Uma situação de estresse, como a morte de um parente, amigo ou animal de estimação, uma mudança geográfica ou de escola pode desencadear o transtorno de ansiedade de separação. Além disso, as pessoas podem herdar uma tendência a se sentir ansiosas.

A criança com transtorno de ansiedade de separação sente muita angústia quando é separada de casa ou das pessoas com as quais ela é apegada. Cenas dramáticas frequentemente ocorrem durante despedidas. As despedidas são normalmente dolorosas tanto para os pais quanto para a criança. As crianças com frequência choram e imploram com tal desespero que o pai ou a mãe não consegue ir embora, o que prolonga a cena e torna a separação ainda mais difícil. Caso o pai ou a mãe também sofra de ansiedade, as crianças podem ficar mais ansiosas, o que cria um círculo vicioso.

Depois que o pai ou a mãe vão embora, as crianças esperam ansiosamente para estarem novamente com eles. Elas frequentemente precisam saber onde o pai ou a mãe está e ficam preocupadas com medo de que algo terrível aconteça com elas ou com seus pais. Algumas crianças têm uma preocupação persistente e excessiva de que elas perderão os pais devido a um sequestro, acidente, doença ou morte.

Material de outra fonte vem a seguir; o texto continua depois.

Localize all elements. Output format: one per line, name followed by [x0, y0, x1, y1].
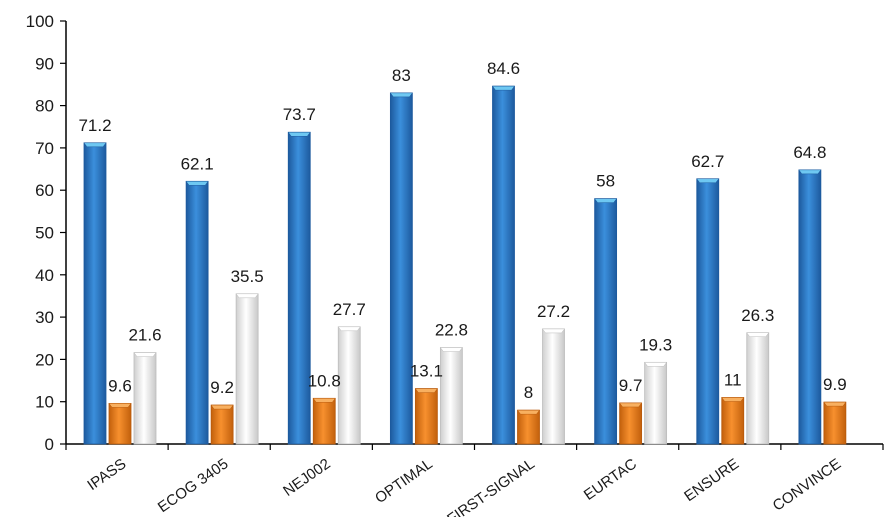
bar-series1-first-signal [493, 86, 515, 444]
bar-series1-nej002 [288, 132, 310, 444]
bar-series1-ensure [697, 179, 719, 444]
x-category-label: ENSURE [681, 455, 742, 505]
data-label: 62.7 [691, 152, 724, 171]
bar-top-cap [338, 327, 360, 331]
bar-top-cap [543, 329, 565, 333]
bar-top-cap [236, 294, 258, 298]
x-category-label: CONVINCE [770, 455, 845, 514]
data-label: 13.1 [410, 362, 443, 381]
y-tick-label: 0 [45, 435, 54, 454]
bar-series1-convince [799, 170, 821, 444]
x-category-label: FIRST-SIGNAL [444, 455, 538, 517]
bar-series1-eurtac [595, 199, 617, 444]
bar-top-cap [390, 93, 412, 97]
bar-top-cap [824, 402, 846, 406]
data-label: 9.9 [823, 375, 847, 394]
bar-series1-optimal [390, 93, 412, 444]
bar-top-cap [186, 181, 208, 185]
data-label: 8 [524, 383, 533, 402]
bar-series2-convince [824, 402, 846, 444]
bar-top-cap [620, 403, 642, 407]
x-category-label: EURTAC [581, 455, 640, 504]
bar-series2-eurtac [620, 403, 642, 444]
data-label: 73.7 [283, 105, 316, 124]
bar-series3-ensure [747, 333, 769, 444]
data-label: 62.1 [181, 154, 214, 173]
bar-top-cap [313, 398, 335, 402]
bar-top-cap [415, 389, 437, 393]
x-category-label: OPTIMAL [372, 455, 436, 507]
bar-series2-nej002 [313, 398, 335, 444]
data-label: 27.2 [537, 302, 570, 321]
bar-top-cap [84, 143, 106, 147]
data-label: 11 [724, 370, 742, 389]
y-tick-label: 50 [35, 224, 54, 243]
data-label: 71.2 [78, 116, 111, 135]
bar-top-cap [440, 348, 462, 352]
bar-series1-ecog-3405 [186, 181, 208, 444]
bar-series1-ipass [84, 143, 106, 444]
data-label: 84.6 [487, 59, 520, 78]
data-label: 19.3 [639, 335, 672, 354]
x-category-label: IPASS [84, 455, 129, 494]
bar-series3-eurtac [645, 362, 667, 444]
y-tick-label: 90 [35, 54, 54, 73]
bar-top-cap [134, 353, 156, 357]
category-labels: IPASS ECOG 3405 NEJ002 OPTIMAL FIRST-SIGNAL E… [84, 455, 844, 517]
data-label: 83 [392, 66, 411, 85]
bar-top-cap [799, 170, 821, 174]
bar-top-cap [493, 86, 515, 90]
x-category-label: ECOG 3405 [155, 455, 232, 516]
y-tick-label: 70 [35, 139, 54, 158]
bar-series2-first-signal [518, 410, 540, 444]
y-tick-label: 100 [26, 12, 54, 31]
data-label: 9.2 [210, 378, 234, 397]
bar-top-cap [697, 179, 719, 183]
y-tick-label: 20 [35, 350, 54, 369]
data-label: 9.7 [619, 376, 643, 395]
data-label: 21.6 [128, 326, 161, 345]
bar-series2-ipass [109, 403, 131, 444]
bar-top-cap [518, 410, 540, 414]
bar-top-cap [288, 132, 310, 136]
data-label: 64.8 [793, 143, 826, 162]
y-tick-label: 30 [35, 308, 54, 327]
data-label: 27.7 [333, 300, 366, 319]
x-category-label: NEJ002 [280, 455, 333, 500]
bar-series2-ecog-3405 [211, 405, 233, 444]
bar-top-cap [747, 333, 769, 337]
bar-series3-first-signal [543, 329, 565, 444]
bar-series3-nej002 [338, 327, 360, 444]
y-tick-label: 80 [35, 97, 54, 116]
data-label: 22.8 [435, 321, 468, 340]
data-label: 10.8 [308, 371, 341, 390]
bar-series3-ecog-3405 [236, 294, 258, 444]
bar-series3-optimal [440, 348, 462, 444]
bar-top-cap [595, 199, 617, 203]
bar-top-cap [211, 405, 233, 409]
y-tick-label: 40 [35, 266, 54, 285]
data-label: 58 [596, 172, 615, 191]
bar-series2-ensure [722, 397, 744, 444]
data-label: 26.3 [741, 306, 774, 325]
data-label: 35.5 [231, 267, 264, 286]
bar-top-cap [645, 362, 667, 366]
bar-top-cap [109, 403, 131, 407]
y-tick-label: 10 [35, 393, 54, 412]
bar-series3-ipass [134, 353, 156, 444]
y-tick-label: 60 [35, 181, 54, 200]
bars [84, 86, 846, 444]
bar-top-cap [722, 397, 744, 401]
bar-series2-optimal [415, 389, 437, 444]
data-label: 9.6 [108, 376, 132, 395]
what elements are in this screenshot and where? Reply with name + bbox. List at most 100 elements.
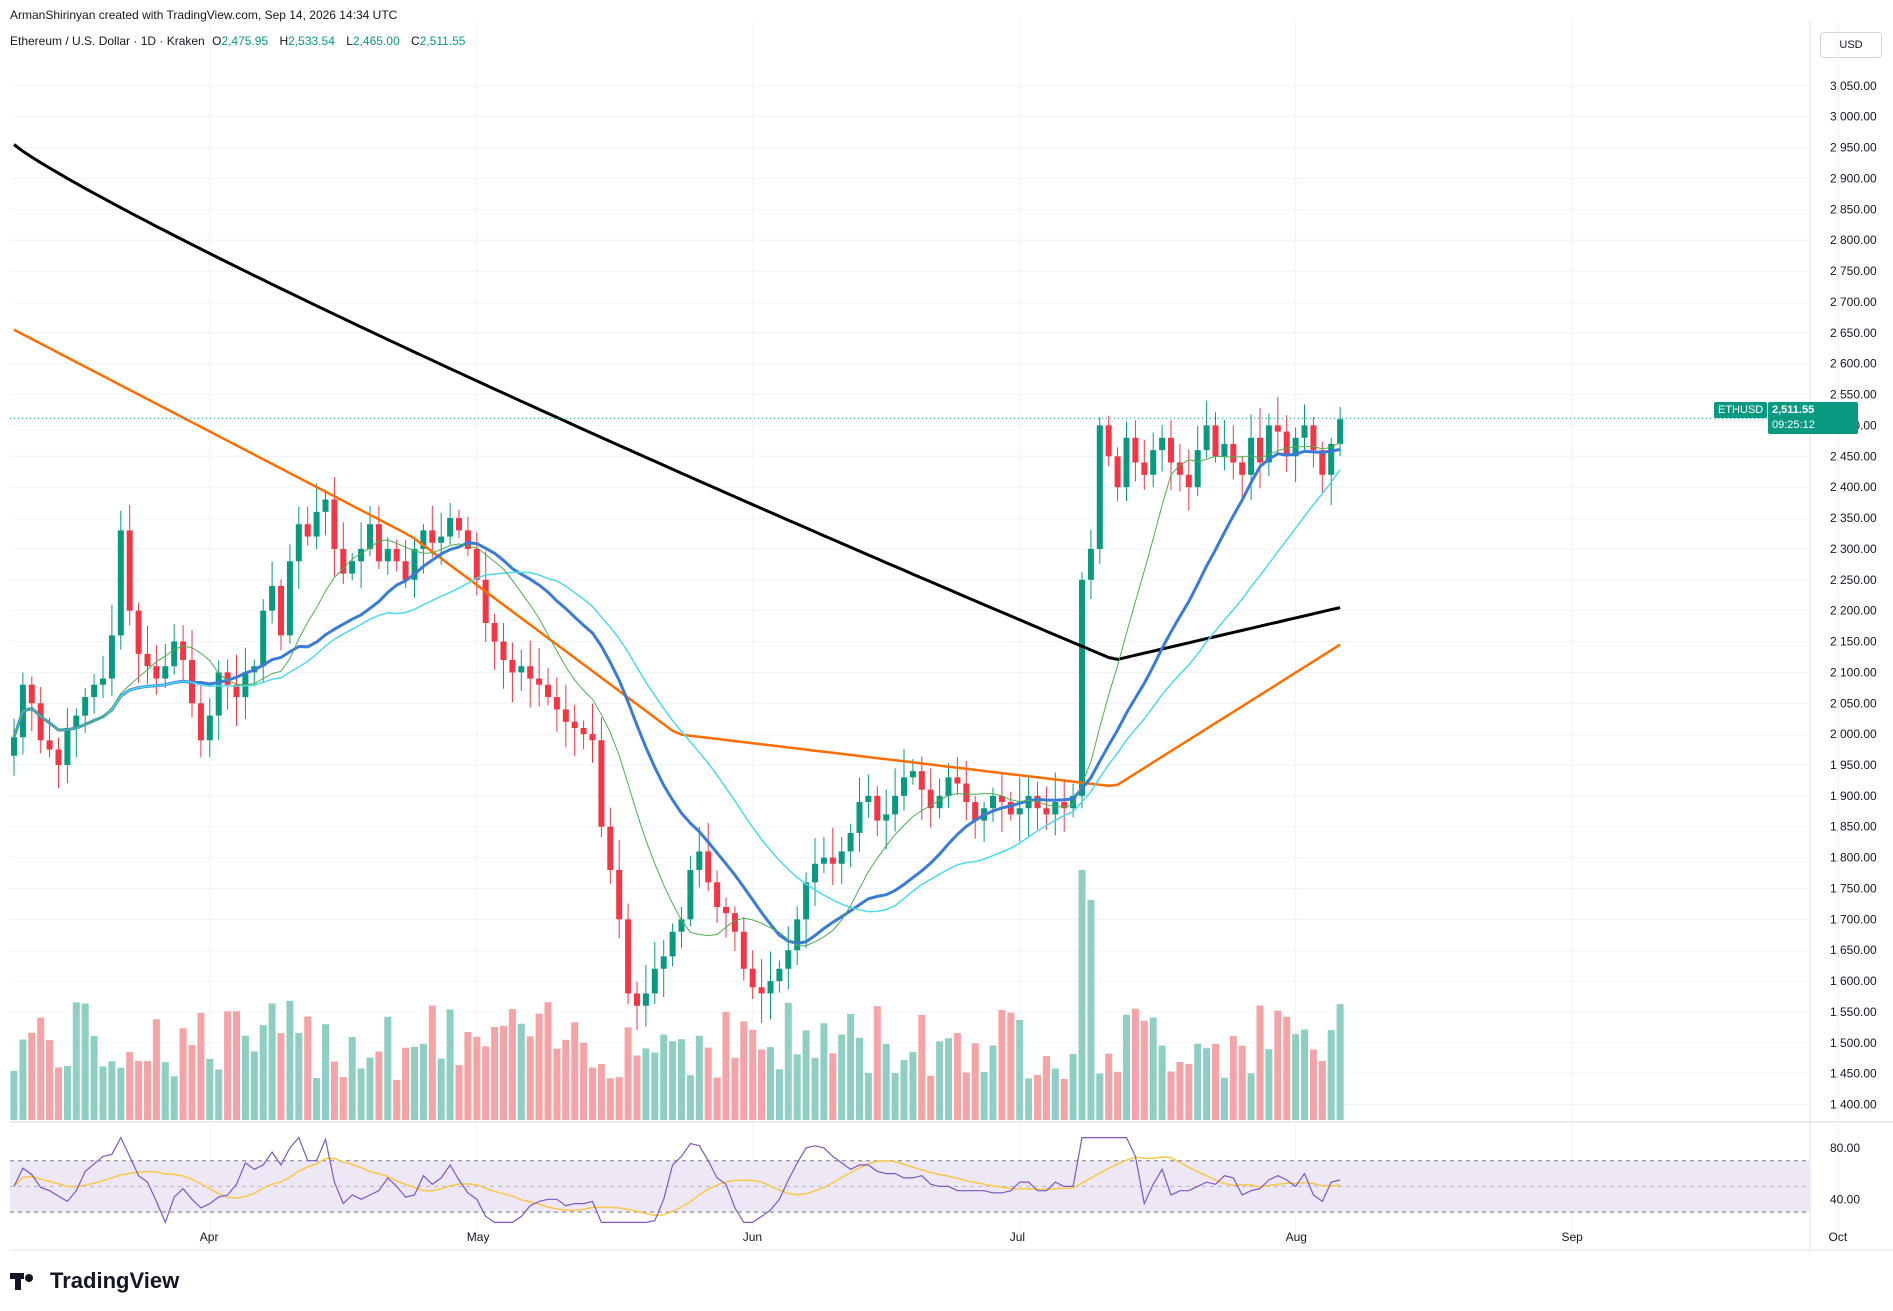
candle-body <box>785 950 792 969</box>
candle-body <box>883 814 890 821</box>
candle-body <box>901 777 907 796</box>
candle-body <box>820 857 827 864</box>
candle-body <box>856 802 863 833</box>
volume-bar <box>1007 1012 1015 1120</box>
volume-bar <box>686 1075 694 1120</box>
volume-bar <box>971 1043 979 1120</box>
volume-bar <box>695 1035 703 1120</box>
candle-body <box>1274 425 1281 432</box>
candle-body <box>295 524 302 562</box>
volume-bar <box>108 1061 116 1120</box>
candle-body <box>1239 462 1246 475</box>
candle-body <box>1159 437 1166 451</box>
volume-bar <box>1025 1078 1033 1120</box>
candle-body <box>1052 802 1059 815</box>
volume-bar <box>589 1067 596 1120</box>
ma-cyan-line <box>13 469 1341 913</box>
candle-body <box>447 518 454 537</box>
candle-body <box>1168 437 1174 463</box>
candle-body <box>286 561 293 636</box>
volume-bar <box>864 1073 872 1120</box>
candle-body <box>740 931 747 969</box>
candle-body <box>1283 431 1290 457</box>
candle-body <box>375 524 382 562</box>
volume-bar <box>962 1072 970 1120</box>
candle-body <box>767 981 774 994</box>
volume-bar <box>856 1037 863 1120</box>
candle-body <box>482 579 489 623</box>
volume-bar <box>784 1002 792 1120</box>
candle-body <box>669 931 676 957</box>
rsi-ma-line <box>13 1156 1341 1217</box>
volume-bar <box>233 1011 240 1120</box>
price-tick-label: 1,400.00 <box>1830 1098 1877 1112</box>
volume-bar <box>953 1033 961 1120</box>
candle-body <box>1203 425 1210 451</box>
volume-bar <box>669 1041 677 1120</box>
volume-bar <box>1194 1043 1202 1120</box>
price-tick-label: 1,550.00 <box>1830 1005 1877 1019</box>
volume-bar <box>446 1009 454 1120</box>
volume-bar <box>980 1072 988 1120</box>
volume-bar <box>1238 1045 1246 1120</box>
candle-body <box>384 548 391 562</box>
price-tick-label: 2,100.00 <box>1830 665 1877 679</box>
volume-bar <box>882 1044 890 1120</box>
volume-bar <box>384 1016 392 1120</box>
symbol-description[interactable]: Ethereum / U.S. Dollar · 1D · Kraken <box>10 34 205 48</box>
price-tick-label: 2,300.00 <box>1830 542 1877 556</box>
volume-bar <box>1078 870 1086 1120</box>
volume-bar <box>1051 1068 1059 1120</box>
volume-bar <box>989 1045 997 1120</box>
candle-body <box>794 919 801 951</box>
candle-body <box>687 869 694 920</box>
candle-body <box>171 641 178 667</box>
candle-body <box>1257 437 1263 463</box>
volume-bar <box>295 1033 303 1120</box>
volume-bar <box>909 1051 917 1120</box>
candle-body <box>153 666 160 679</box>
candle-body <box>571 721 578 728</box>
volume-bar <box>250 1051 258 1120</box>
price-tick-label: 1,500.00 <box>1830 1036 1877 1050</box>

Viajar sozinhas as incomoda e elas podem se recusar a ir à escola, a um acampamento, a uma visita ou a dormir na casa de amigos. Algumas crianças são incapazes de ficar sozinhas no quarto agarrando-se a um dos pais ou seguindo-o como uma sombra pela casa. As dificuldades na hora de dormir são frequentes. As crianças com transtorno da ansiedade de separação podem insistir para que alguém fique no quarto até elas adormecerem. Pesadelos podem revelar os medos das crianças, como a destruição da família num incêndio ou outra catástrofe.

As crianças frequentemente desenvolvem sintomas físicos, como dores de cabeça ou dores de estômago.

Elas em geral parecem normais quando um dos pais está próximo. Quanto mais tempo o transtorno durar, mas grave ele é.

O médico ou o psicólogo levanta a hipótese diagnóstica do transtorno de ansiedade de separação tomando por base uma descrição do comportamento anterior da criança, os acontecimentos em sua vida e, ocasionalmente, na observação de cenas de despedida. O transtorno é diagnosticado somente se os sintomas durarem pelo menos um mês, causarem angústia significativa ou prejudicarem significativamente o desempenho.

A psicoterapia individual e familiar é indispensável ao tratamento. O profissional irá trabalhar com os pais e cuidadores para manter as cenas de despedida tão curtas quanto possível e treiná-los no sentido de reagir à lamentação de maneira sensata. Capacitar as crianças a retornarem à escola é outro objetivo imediato. O tratamento promove aos médicos, pais e funcionários da escola a trabalharem como uma equipe. 

Quando o transtorno é grave, medicamentos podem auxiliar a reduzir a ansiedade. As crianças têm tendência em regredir ao avanço que se alcançou no tratamento após feriados e férias da escola. Assim, frequentemente, os pais são aconselhados a planejar separações regulares durante esses períodos para ajudar as crianças a permanecerem acostumadas a estar longe deles.